Tuesday, April 12, 2005

Death and the whiniest generation, part 2

Maureen Dowd had an entertaining little piece in today's New York Times bemoaning the mortality of the boomer generation:

The deaths of iconic figures and the noisy debate over assisted suicide have brought boomers face to face with their nemesis. "Suddenly," The New Republic observed, "we are all speculating about the feeding tubes in our future." Boomers want to control mortality so they're looking at living wills, and legal and medical options.
Though readable as always, not only is her take sooo four days ago, she misses a key point:
it's always helpful to keep in mind the aggregate age of the baby-boom generation when considering the "next big thing". The huge popular and consumer power of this actuarial horror (disclaimer: I'm a tail-end boomer myself having been born in 1959) is difficult to overestimate as a factor in American popular culture.

Is it any wonder that in the mid 60s and early 70s , just as the post WWII generation was hitting its late teens that the "youth movement" flourished? And later in the 70s as this same generation moved into its 20s that the non-stop partying of the disco era took shape? This was followed by the coke fueled go-getters of the 80s, which also hosted the start of the housing bubble as boomers started to get jobs and couple off.

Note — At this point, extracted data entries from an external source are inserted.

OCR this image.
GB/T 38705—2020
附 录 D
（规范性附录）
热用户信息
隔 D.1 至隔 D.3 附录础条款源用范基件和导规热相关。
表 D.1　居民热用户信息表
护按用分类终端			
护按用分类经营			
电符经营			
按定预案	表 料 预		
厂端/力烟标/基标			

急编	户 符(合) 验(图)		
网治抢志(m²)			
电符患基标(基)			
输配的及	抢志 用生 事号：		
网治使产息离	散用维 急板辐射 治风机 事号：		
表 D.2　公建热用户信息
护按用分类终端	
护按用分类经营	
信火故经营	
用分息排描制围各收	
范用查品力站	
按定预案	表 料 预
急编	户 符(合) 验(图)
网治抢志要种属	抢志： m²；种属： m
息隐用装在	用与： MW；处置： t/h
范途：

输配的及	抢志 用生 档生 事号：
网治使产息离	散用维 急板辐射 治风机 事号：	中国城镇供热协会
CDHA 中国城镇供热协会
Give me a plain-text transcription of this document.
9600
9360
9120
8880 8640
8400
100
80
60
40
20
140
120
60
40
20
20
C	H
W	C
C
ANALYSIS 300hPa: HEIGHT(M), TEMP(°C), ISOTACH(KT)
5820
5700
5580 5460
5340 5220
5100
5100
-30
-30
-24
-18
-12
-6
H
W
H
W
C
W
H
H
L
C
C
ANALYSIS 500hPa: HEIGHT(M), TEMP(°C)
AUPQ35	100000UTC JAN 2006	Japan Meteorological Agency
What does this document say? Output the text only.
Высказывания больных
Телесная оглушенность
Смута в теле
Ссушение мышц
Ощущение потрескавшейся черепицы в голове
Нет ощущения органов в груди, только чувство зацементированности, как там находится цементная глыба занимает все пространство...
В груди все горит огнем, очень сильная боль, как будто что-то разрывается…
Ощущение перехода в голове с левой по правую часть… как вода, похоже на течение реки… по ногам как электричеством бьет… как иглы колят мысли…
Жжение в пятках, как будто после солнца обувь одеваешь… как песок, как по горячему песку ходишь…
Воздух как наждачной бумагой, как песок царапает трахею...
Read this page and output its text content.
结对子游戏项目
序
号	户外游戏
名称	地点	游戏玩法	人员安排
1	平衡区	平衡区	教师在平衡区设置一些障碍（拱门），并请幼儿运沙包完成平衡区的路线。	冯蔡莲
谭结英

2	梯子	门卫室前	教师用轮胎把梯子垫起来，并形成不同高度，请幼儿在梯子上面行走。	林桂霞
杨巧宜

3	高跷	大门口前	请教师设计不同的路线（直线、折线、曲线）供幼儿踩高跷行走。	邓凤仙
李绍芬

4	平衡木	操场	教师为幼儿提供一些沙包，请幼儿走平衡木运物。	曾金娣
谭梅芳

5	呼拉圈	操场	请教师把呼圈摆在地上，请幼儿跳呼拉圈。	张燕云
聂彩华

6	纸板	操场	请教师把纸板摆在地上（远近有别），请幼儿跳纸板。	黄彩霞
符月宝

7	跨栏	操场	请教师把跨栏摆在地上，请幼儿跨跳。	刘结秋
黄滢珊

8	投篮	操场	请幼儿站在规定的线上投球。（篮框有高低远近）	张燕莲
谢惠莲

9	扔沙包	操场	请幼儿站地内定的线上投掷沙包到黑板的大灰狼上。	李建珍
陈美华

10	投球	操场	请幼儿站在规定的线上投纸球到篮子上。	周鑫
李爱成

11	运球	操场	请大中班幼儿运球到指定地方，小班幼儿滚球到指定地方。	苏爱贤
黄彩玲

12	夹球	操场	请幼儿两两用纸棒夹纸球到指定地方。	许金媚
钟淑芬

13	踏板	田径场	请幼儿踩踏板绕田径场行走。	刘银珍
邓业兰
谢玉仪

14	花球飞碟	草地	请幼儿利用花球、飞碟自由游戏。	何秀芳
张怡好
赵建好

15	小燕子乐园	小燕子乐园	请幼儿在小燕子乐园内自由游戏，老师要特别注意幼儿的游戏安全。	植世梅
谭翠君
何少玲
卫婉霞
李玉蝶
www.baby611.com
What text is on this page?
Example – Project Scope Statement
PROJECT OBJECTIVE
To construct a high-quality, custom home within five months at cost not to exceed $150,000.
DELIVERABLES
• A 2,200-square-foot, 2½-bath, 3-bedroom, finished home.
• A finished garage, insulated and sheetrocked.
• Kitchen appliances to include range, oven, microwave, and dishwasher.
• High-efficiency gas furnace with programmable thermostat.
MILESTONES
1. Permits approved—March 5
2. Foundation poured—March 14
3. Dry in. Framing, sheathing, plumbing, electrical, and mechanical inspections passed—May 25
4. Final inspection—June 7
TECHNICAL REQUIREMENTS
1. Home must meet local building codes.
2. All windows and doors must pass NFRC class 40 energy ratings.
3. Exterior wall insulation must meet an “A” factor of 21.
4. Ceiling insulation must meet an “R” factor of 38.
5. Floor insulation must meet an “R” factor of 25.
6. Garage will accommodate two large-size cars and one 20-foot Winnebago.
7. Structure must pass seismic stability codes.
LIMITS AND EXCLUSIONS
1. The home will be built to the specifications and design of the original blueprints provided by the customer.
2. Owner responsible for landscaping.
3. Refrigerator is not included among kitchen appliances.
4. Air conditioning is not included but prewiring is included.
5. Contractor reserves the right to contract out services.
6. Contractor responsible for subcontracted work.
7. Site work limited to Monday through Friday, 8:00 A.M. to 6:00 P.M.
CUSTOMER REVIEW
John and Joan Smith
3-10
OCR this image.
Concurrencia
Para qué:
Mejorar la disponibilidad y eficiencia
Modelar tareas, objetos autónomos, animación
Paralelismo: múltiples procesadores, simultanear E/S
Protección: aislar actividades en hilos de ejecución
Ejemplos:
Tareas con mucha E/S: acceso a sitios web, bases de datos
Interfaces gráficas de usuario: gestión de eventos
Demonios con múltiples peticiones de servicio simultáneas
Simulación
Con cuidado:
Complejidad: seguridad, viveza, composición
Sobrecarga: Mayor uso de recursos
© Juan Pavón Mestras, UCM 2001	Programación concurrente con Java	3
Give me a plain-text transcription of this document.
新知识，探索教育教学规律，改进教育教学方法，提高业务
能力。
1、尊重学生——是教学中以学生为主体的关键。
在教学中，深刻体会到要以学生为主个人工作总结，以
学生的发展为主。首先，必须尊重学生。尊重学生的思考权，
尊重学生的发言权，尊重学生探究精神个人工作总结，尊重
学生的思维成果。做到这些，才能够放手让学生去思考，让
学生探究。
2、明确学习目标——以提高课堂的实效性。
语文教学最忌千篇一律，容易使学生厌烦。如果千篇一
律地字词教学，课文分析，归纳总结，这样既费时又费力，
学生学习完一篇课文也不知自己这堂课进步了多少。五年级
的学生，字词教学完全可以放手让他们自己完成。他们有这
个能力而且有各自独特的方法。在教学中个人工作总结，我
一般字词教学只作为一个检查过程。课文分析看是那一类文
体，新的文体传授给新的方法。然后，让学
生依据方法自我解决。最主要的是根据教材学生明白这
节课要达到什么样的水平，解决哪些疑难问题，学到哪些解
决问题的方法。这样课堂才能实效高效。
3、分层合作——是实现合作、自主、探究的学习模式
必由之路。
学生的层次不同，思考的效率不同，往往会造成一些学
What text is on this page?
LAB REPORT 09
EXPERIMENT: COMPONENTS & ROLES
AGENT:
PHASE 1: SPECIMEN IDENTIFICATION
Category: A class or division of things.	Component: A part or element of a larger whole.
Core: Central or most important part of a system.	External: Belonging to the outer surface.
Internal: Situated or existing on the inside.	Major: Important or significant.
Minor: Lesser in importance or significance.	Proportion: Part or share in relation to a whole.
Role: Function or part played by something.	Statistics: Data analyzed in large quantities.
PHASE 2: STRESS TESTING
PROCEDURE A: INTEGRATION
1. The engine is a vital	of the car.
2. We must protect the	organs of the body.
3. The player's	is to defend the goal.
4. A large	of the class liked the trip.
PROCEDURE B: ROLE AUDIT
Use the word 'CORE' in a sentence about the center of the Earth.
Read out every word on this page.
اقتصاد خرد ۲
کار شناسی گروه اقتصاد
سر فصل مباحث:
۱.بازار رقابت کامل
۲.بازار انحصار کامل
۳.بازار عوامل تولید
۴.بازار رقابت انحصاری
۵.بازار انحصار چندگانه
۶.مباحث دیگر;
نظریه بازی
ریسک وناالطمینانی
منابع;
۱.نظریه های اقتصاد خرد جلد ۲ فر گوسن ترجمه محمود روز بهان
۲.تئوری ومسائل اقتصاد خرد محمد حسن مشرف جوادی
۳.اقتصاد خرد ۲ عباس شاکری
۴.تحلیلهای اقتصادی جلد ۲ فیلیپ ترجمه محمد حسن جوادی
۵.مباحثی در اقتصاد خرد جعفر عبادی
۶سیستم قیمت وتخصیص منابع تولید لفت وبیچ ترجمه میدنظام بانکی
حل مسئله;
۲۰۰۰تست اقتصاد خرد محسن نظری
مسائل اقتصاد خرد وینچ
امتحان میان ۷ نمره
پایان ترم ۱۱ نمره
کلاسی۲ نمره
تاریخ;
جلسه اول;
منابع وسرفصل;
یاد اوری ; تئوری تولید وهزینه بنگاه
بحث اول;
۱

In the 90s the typical boomer self-absorption began to become focused on their off-spring and long term investments. It was the era of soccer moms, insane dot.com investing and a continuing housing bubble.

So now, when those born in 1945 and after are now looking at their 60th birthdays, is it any wonder what the next "real big news" will be? I believe all this talk of Social Security "insolvency" coupled with the ongoing unavoidable mortality of "the greatest generation" (i.e. the boomers' parents) has suddenly focused the boomer generation on what may be their last "next big thing", that is, death.
But icons have been dying for years, and Terri Schiavo wasn't the first, or, legally, the most important case in memory (boomer memory anyway, gen-Yers can be forgiven their ignorance I suppose. But the Karen Quinlan case made its way all the way to the New Jersey Supreme court in 1976, which case provided the basis for Oregon's Death with Dignity Act.

The difference is that then the boomers were in their thirties, and death, while always interesting, was a distant thought. Now on the other hand death, their own, is an increasingly unavoidable inevitablility.

I personally consider the proposition dreadful as the always self-obsessed boomer generation begins its ultimate navel-gazing exercize. But perhaps the very inevitability of the Big Sleep will ultimately shock the boomers into action. Perhaps the nation will be forced to clarilfy its flirtatious dance with death and make some rational end-of-life decisions. Perhaps the nation will "discover" that the only way it can afford medical care for the aging boomers is by insuring medical coverage for everyone.

But then I ponder the demagogues on the religious right whose entire raison d'etre is to prey on mortal fear.

I can't predict which way the balance of death will tilt, towards rational acceptance or superstitious denial, but I believe that finally, in their last years, the baby-boom generation will have the opportunity to step from their parents' shadows. Whether they, whether we, blow this opportunity as we have so many others only time will tell.